Poor Winny, blighted in her own hopes of this world's happiness, had turned her thoughts to a surer and more abiding source. She had seen her plans for the happiness of those she loved carried out to a success almost beyond her hopes. Her poor old father, getting whiter and whiter as the years rolled on, attained a ripe and good old age, blessed in the fond society of the only being whom he loved on earth. Winny herself found too large a field for individual charity and good to think of joining any society, however estimable, during her father's lifetime, and was emphatically the Sister of Charity in the singular number.

But poor old Ned has long since passed away from this scene of earthly cares, and sleeps in peace in his own chapel-yard, between two tombs. Long as the journey was, Winny had the courage and self-control to come with her father's bier, and see his coffin laid beside that of him who had been so rudely snatched away, and whom she had so devotedly loved. Poor Bully-dhu was at the funeral, and gazed into the fresh-made grave in silent, dying grief. When all was over, and the last green sod slapped down upon the mound, he could nowhere be found. He had suddenly eluded all observation. But ere a week had passed by, he was found dead upon his master's grave, after the whole neighborhood had been terrified by a night of the most dismal howling which was ever heard.
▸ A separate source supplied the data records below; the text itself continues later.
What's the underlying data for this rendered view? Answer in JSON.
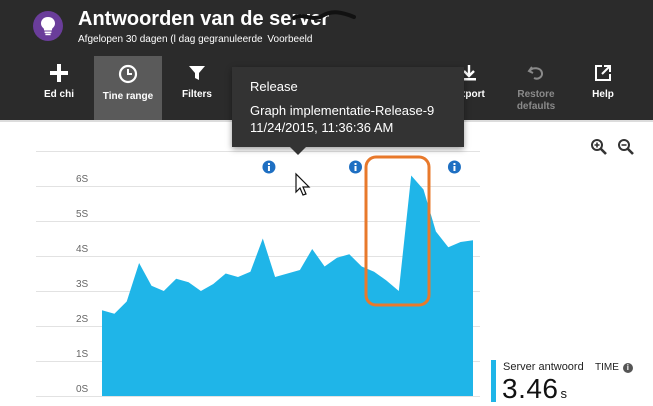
{
  "header": {
    "title": "Antwoorden van de server",
    "subtitle": "Afgelopen 30 dagen (l dag gegranuleerde",
    "sample": "Voorbeeld"
  },
  "toolbar": {
    "buttons": [
      {
        "label": "Ed chi",
        "icon": "plus-icon"
      },
      {
        "label": "Tine range",
        "icon": "clock-icon"
      },
      {
        "label": "Filters",
        "icon": "filter-icon"
      },
      {
        "label": "Export",
        "icon": "download-icon"
      },
      {
        "label": "Restore defaults",
        "icon": "undo-icon"
      },
      {
        "label": "Help",
        "icon": "external-link-icon"
      }
    ]
  },
  "tooltip": {
    "title": "Release",
    "line1": "Graph implementatie-Release-9",
    "line2": "11/24/2015, 11:36:36 AM"
  },
  "colors": {
    "area": "#1fb5e8",
    "header_bg": "#2b2b2b",
    "highlight": "#e8792b",
    "marker": "#1e6fc2"
  },
  "chart_data": {
    "type": "area",
    "y_ticks": [
      "0S",
      "1S",
      "2S",
      "3S",
      "4S",
      "5S",
      "6S"
    ],
    "ylim": [
      0,
      7
    ],
    "x": [
      0,
      1,
      2,
      3,
      4,
      5,
      6,
      7,
      8,
      9,
      10,
      11,
      12,
      13,
      14,
      15,
      16,
      17,
      18,
      19,
      20,
      21,
      22,
      23,
      24,
      25,
      26,
      27,
      28,
      29,
      30
    ],
    "values": [
      2.45,
      2.35,
      2.7,
      3.8,
      3.15,
      3.0,
      3.35,
      3.25,
      3.0,
      3.2,
      3.5,
      3.4,
      3.55,
      4.5,
      3.4,
      3.5,
      3.6,
      4.2,
      3.7,
      3.95,
      4.05,
      3.7,
      3.55,
      3.3,
      3.0,
      6.3,
      5.9,
      4.7,
      4.25,
      4.4,
      4.45
    ],
    "release_markers": [
      13.5,
      20.5,
      28.5
    ],
    "grid": true,
    "legend": {
      "name": "Server antwoord",
      "value": "3.46",
      "unit": "s"
    },
    "time_label": "TIME"
  }
}
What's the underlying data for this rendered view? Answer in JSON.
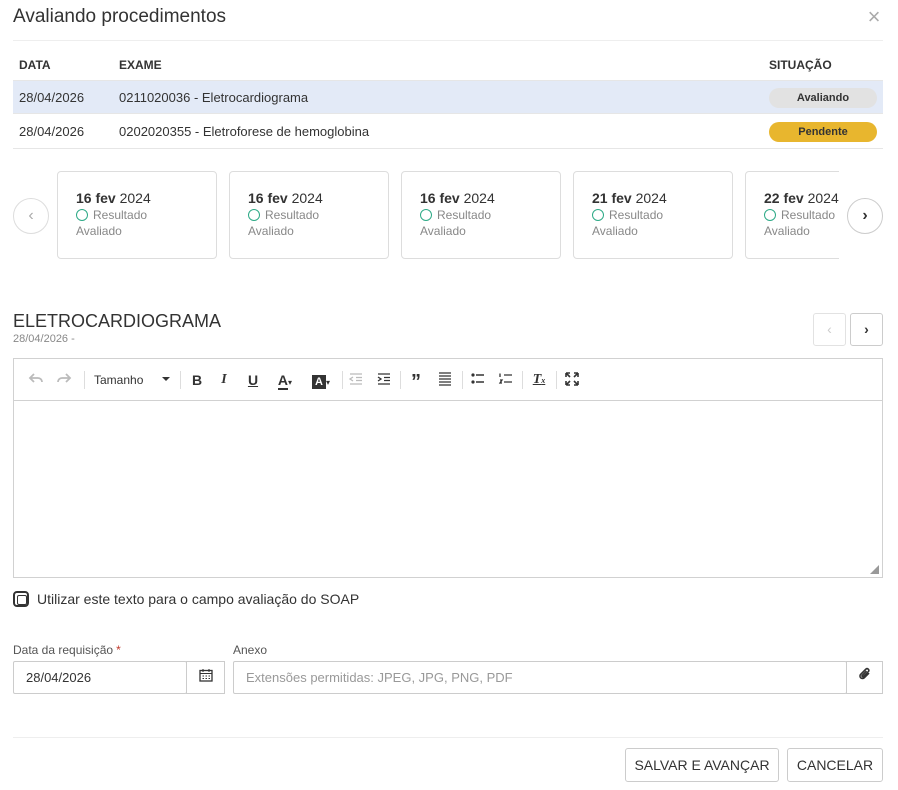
{
  "dialog": {
    "title": "Avaliando procedimentos",
    "close_label": "×"
  },
  "table": {
    "headers": {
      "date": "DATA",
      "exam": "EXAME",
      "status": "SITUAÇÃO"
    },
    "rows": [
      {
        "date": "28/04/2026",
        "exam": "0211020036 - Eletrocardiograma",
        "status": "Avaliando"
      },
      {
        "date": "28/04/2026",
        "exam": "0202020355 - Eletroforese de hemoglobina",
        "status": "Pendente"
      }
    ]
  },
  "carousel": {
    "prev_icon": "‹",
    "next_icon": "›",
    "cards": [
      {
        "day_month": "16 fev",
        "year": "2024",
        "result": "Resultado",
        "status": "Avaliado"
      },
      {
        "day_month": "16 fev",
        "year": "2024",
        "result": "Resultado",
        "status": "Avaliado"
      },
      {
        "day_month": "16 fev",
        "year": "2024",
        "result": "Resultado",
        "status": "Avaliado"
      },
      {
        "day_month": "21 fev",
        "year": "2024",
        "result": "Resultado",
        "status": "Avaliado"
      },
      {
        "day_month": "22 fev",
        "year": "2024",
        "result": "Resultado",
        "status": "Avaliado"
      }
    ]
  },
  "section": {
    "title": "ELETROCARDIOGRAMA",
    "subtitle": "28/04/2026 -",
    "prev_icon": "‹",
    "next_icon": "›"
  },
  "toolbar": {
    "font_size_label": "Tamanho"
  },
  "checkbox": {
    "label": "Utilizar este texto para o campo avaliação do SOAP"
  },
  "form": {
    "date_label": "Data da requisição",
    "required_mark": "*",
    "date_value": "28/04/2026",
    "attachment_label": "Anexo",
    "attachment_placeholder": "Extensões permitidas: JPEG, JPG, PNG, PDF"
  },
  "buttons": {
    "save_label": "SALVAR E AVANÇAR",
    "cancel_label": "CANCELAR"
  },
  "colors": {
    "selected_row": "#e3eaf7",
    "pending_badge": "#e8b62e",
    "evaluating_badge": "#e2e2e2",
    "result_ring": "#2eaa87"
  }
}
Winny returned to the sphere of her usefulness and hope, where for many years she continued to exercise a course of unselfish charity, which made many a heart sing for joy.

[{263}]

But she, too, passed away, and was brought home to her last resting-place in Rathcash chapel-yard, where the three tombs are still to be seen. Were she now alive she would yet be a comparatively young woman, not much past sixty-four or sixty-five years of age. But it pleased God, in his inscrutable ways, to remove her from the circle of all her bounty and her love. Had it not been so, this tale would not have yet been written.